Welcome to the website of Dr. Noel Thomas!

Motivation for this website

The beginning of retirement marks a point to look both back and forward. It also provides time to construct a website to share insights and viewpoints gained in over forty years as a scientist.

Looking back

My three years (1980-83) in Cambridge in the research group of Sir John Meurig Thomas† ('JMT'), Subramaniam Ramdas† ('Ram'), Bill Jones and Gordon Parkinson ultimately gave me the confidence to embark on a research career. As JMT was predominantly occupied with zeolites at that time, Bill was leading the "organic solid state" group, of which I was a member. Having read Chemical Physics in Bristol, my capabilities in synthetic chemistry were very limited. Accordingly I was assigned to Ram, the whizz in the group on computer modelling, to model photoreactive organic molecular crystals. Later on, amid concerns that I was spending too much time on the computer, I carried out experimental TEM work with Gordon on an old Siemens microscope with in situ UV irradiation.

These were formative years. I left Cambridge with a love of crystallography and computing that has sustained me throughout. Two years later, I landed a "New Blood" Lectureship in Electroceramics at the University of Leeds. Dr. Tony Moulson† had founded a research group on perovskite ferroelectrics, and I worked my way into this field through interactions with group-members. Although I enjoyed a modicum of success, as reflected by my promotion to a Senior Lectureship in 1996, I was never entirely happy. At the subject-level, Ceramics is far more concerned with microstructure than with crystal structure. On the career-side, the "publish or perish" mentality, the pressure to obtain grant-funding and the reality of supervising research students signalled to me the need for a change.

This came along in 1997, as I joined the company Watts Blake Bearne (WBB) in South Devon as Principal Scientist. JMT had recommended me to the CEO, Dr. Graham Lawson†, as someone capable of rationalising ball clay selections. This move was also in line with my growing interest in Mineralogy. Following initial progress, I had to grapple scientifically with the problem that the minerals in ball clays, on account of the high concentration of significantly sub-micron particle-sizes, are "amorphous to X-rays". Consequently powder X-ray diffraction is a poor quantitative characteristic technique for ball clays. This problem was finally resolved experimentally by surface area analysis and backed up theoretically by use of the Debye Scattering Equation. As part of a series of re-structurings that ultimately led to the takeover of WBB by Sibelco, I moved to Germany in 2001, and remained with the company until the autumn of 2005.
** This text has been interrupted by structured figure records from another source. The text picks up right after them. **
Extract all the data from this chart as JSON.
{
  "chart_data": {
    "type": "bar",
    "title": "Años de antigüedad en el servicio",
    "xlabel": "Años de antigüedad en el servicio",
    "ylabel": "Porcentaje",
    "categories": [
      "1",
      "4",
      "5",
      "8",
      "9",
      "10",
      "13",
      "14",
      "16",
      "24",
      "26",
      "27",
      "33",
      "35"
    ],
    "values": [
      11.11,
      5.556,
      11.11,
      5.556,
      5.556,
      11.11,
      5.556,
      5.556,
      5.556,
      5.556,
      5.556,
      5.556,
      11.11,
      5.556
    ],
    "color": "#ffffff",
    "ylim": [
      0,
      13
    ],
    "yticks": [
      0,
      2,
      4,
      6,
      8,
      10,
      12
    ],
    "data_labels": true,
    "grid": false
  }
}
My stationing in the Westerwald allowed me to occupy a flat in Höhr-Grenzhausen, from where I could motor down to Koblenz in the evenings, in order to sing in three different choirs, the Bach-Chor, the Chor des Musikinstituts and the Evangelische Singgemeinde. Apart from the regeneration afforded by my smothering in music, I got to know fellow bass Peter Fischer† in the Bach-Chor, who was a professor in retirement from the Fachhochschule Koblenz in Höhr-Grenzhausen. Peter introduced me to the Dean there, Frieder Heyder†, who took me on as a Lehrbeauftragter für Funktionskeramik. I was therefore "on the map" as a Ceramics specialist and a strong candidate when a professorship became vacant there at the end of 2005.

The professorship at the Fachhochschule, later Hochschule Koblenz from March 2006 onwards gave me both structure and flexibility. Structure was provided by fulfilling the 18SWS Lehrdeputat (18 hours' teaching per week) and administrative tasks. The remaining time could be filled flexibly by pursuing research interests.

Looking forward

Since ca. 2012 I have been able to take up research in Computational Crystallographic Modelling once again. The various tabs in this website present an approximate chronology in terms of publications resulting from this work, two of these resulting from Bachelor-projects with students. At this time when Artificial Intelligence is apparently poised to revolutionise the scientific world, it is important not to lose sight of the enormous progress made in computer hardware and software over the period of my career. From struggling to make progress in FORTRAN-IV on a mainframe computer with batch processing and a few hundred kilobytes of memory at the beginning, I now have, along with thousands of millions of others, more computer power on my desktop. New computer languages have been developed highlighting interactive use, and Internet browsers are now stable in supporting JavaScript as a programming language. Over the next few years, it is intended to finish off my work in Computational Crystallography and to make this available to the Scientific Community via the Internet.